Mohon tunggu...
C.H.R.I.S.  (Paknethole)
C.H.R.I.S. (Paknethole) Mohon Tunggu... Bapakne cah-cah -

Kiranglangkungipun Nyuwun Agunging Samudra Pangaksami.

Selanjutnya

Tutup

Sosbud

Dominated Husband: Karier Menjulang, Suami Dilecehkan

13 April 2012   08:27 Diperbarui: 25 Juni 2015   06:40 549
+
Laporkan Konten
Laporkan Akun
Kompasiana adalah platform blog. Konten ini menjadi tanggung jawab bloger dan tidak mewakili pandangan redaksi Kompas.
Lihat foto
Bagikan ide kreativitasmu dalam bentuk konten di Kompasiana | Sumber gambar: Freepik

Dalam sebuah rumah tangga, terutama di perkotaan, sudah jamak terjadi bahwa suami dan istri keduanya bekerja/menjalani karier. Kondisi ini sebagian besar karena pertimbangan awal adalah dalam rangka memenuhi kebutuhan ekonomi, meskipun tentu saja mungkin masih terdapat pertimbangan lain, misalnya ketika secara materi, sebuah keluarga dengan sang suami selaku kepala rumah tangga saja yang bekerja sudah cukup untuk memenuhi kebutuhan, namun karena ingin memberikan kesempatan pasangannya dalam mengembangkan potensi/aktualisasi diri maka diijinkan pula sang istri menjalani kariernya. Sudah semakin dimaklumi dan disetujui yang selanjutnya sering disebut sebagai salah satu sisi emansipasi tentang ungkapan bahwa “wanita tak ingin hanya berperan di sumur dan di kasur”, istilah jawanya “konco wingking” (teman di belakang suami).

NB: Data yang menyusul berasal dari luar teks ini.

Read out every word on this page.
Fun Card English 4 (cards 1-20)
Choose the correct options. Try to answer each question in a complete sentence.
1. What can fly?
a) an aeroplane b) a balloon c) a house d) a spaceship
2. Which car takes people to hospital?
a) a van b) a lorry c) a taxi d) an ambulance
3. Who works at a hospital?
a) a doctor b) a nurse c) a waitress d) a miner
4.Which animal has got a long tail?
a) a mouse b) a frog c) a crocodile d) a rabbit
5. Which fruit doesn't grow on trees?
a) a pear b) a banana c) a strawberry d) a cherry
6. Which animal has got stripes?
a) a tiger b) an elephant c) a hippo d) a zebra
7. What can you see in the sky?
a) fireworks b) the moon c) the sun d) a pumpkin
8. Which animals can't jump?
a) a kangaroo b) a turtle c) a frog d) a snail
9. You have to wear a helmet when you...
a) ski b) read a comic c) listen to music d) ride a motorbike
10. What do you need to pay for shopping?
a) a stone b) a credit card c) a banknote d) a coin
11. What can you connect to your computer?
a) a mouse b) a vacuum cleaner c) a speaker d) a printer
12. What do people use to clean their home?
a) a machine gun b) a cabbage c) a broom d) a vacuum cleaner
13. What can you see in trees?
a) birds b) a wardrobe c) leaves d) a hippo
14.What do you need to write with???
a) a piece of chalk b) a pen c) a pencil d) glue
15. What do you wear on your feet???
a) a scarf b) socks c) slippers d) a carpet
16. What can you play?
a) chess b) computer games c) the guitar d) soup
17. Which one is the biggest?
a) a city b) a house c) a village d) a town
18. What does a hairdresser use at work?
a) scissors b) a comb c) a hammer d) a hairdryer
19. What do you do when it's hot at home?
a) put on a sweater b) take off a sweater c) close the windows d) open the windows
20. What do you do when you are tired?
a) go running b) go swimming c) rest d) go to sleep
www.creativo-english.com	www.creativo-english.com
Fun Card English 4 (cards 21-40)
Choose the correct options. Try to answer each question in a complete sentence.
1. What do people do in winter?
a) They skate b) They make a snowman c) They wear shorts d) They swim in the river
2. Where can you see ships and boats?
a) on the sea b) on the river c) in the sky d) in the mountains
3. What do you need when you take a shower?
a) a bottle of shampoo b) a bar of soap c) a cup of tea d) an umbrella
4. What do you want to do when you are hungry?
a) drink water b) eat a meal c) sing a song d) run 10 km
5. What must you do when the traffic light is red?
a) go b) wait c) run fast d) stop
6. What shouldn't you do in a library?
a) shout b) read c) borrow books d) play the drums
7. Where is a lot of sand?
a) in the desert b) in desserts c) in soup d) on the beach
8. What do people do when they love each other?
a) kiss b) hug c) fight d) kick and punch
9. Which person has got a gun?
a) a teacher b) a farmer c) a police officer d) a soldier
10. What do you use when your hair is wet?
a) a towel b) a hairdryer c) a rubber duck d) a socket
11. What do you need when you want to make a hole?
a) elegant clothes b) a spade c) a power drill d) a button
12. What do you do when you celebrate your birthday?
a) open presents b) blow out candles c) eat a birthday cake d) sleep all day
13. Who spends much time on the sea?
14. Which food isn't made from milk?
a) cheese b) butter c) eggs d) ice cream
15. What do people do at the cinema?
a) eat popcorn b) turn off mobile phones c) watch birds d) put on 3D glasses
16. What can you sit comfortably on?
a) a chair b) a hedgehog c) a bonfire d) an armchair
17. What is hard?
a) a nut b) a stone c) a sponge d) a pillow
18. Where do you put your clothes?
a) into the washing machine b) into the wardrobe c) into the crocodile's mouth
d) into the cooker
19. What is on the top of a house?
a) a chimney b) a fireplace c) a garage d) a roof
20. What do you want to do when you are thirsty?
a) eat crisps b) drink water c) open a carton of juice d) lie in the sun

Ketika kondisi itu berjalan dengan ideal, yakni saat keduanya mampu menempatkan diri sebagaimana mestinya dalam tugas sebagai istri ataupun suami, maka semua akan berjalan baik-baik saja. Dan sudah dipandang secara umum, bahwa merupakan sebuah kewajaran ketika karier/penghasilan suami lebih tinggi dari istri, karena pasti hampir semua sepakat bahwa dalam sebuah rumah tangga, suami sebagai kepala keluarga akan lebih memiliki percaya diri/wibawa dalam melaksanakan tugasnya ketika didukung peran besarnya secara ekonomi dalam hal pemenuhan kebutuhan keluarga.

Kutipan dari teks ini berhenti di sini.